Frequent itemset mining. Support, downward closure, level-wise search.
Python is the programming language used in the course.
|Modes of study
Course meetings: ca. 6 h for exercise sessions and 6 h for quizzes/tutoring sessions
Self-study: ca. 42h, including watching the video lectures, working out the exercise problems and computing assignments
Students can pass the course either by:
1) attending the course meetings, participating actively, submitting exercise solutions regularly, and taking a short standard exam, or
2) studying autonomously and taking a longer general exam.
Additionaly, in both cases, the student is required to complete 2/3 computing assignments.
The course consists of video-lectures with supporting slides, to present the concepts and methods, quizzes, to help the student assimilate the concepts, exercises, to apply the methods step by step on toy examples, computing assignments, to implement the methods and apply them on example datasets, and exam.
Paper-and-pen exercises typically requires to run by hand on a small example the algorithms studied in the lecture.
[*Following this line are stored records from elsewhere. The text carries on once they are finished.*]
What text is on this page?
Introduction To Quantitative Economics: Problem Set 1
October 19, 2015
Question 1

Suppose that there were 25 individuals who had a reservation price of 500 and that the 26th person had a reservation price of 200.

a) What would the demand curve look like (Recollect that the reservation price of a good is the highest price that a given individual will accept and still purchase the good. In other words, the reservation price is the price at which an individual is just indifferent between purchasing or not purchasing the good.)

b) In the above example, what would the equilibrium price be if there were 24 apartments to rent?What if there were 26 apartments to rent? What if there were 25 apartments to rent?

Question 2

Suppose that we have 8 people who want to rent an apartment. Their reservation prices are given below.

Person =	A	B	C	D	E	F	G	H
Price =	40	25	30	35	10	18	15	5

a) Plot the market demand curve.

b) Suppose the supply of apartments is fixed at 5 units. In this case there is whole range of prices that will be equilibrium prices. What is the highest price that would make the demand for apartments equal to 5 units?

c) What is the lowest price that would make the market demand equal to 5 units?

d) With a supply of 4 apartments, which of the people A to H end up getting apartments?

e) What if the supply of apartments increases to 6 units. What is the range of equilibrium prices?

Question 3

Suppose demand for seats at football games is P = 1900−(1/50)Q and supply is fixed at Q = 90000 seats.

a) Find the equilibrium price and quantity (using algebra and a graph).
This allows students to properly understand the details of the procedure, paving the way for their implementation in the assignments. Also, worked-out examples can be used as test cases to check the correctness of the implementation.
Study materials are available on Moodle.
Lectures are based primarily on the “Data Mining - The Textbook” by Charu C. Aggarwal, Chapters 4, 5.2, and 10
Must complete required amount of exercises and computing assignments to take the exam.
Must have exam points above threshold to pass.
Final grade is weighted average of exam, exercises and computing assignments points, with comparable weights assigned to these components. The most favorable subset of computing assignments is used.
Probabilistic Inference for Data Science (or equivalent knowledge). Design and Analysis of Algorithms (or equivalent knowledge).
Open to everyone. The aim of this course is to prepare students who did not take ”Introduction to Algorithmic Data Analysis (JAD)” for advanced Algorithmic Data Analysis courses and seminars (e.g. ADA).
Teaching in English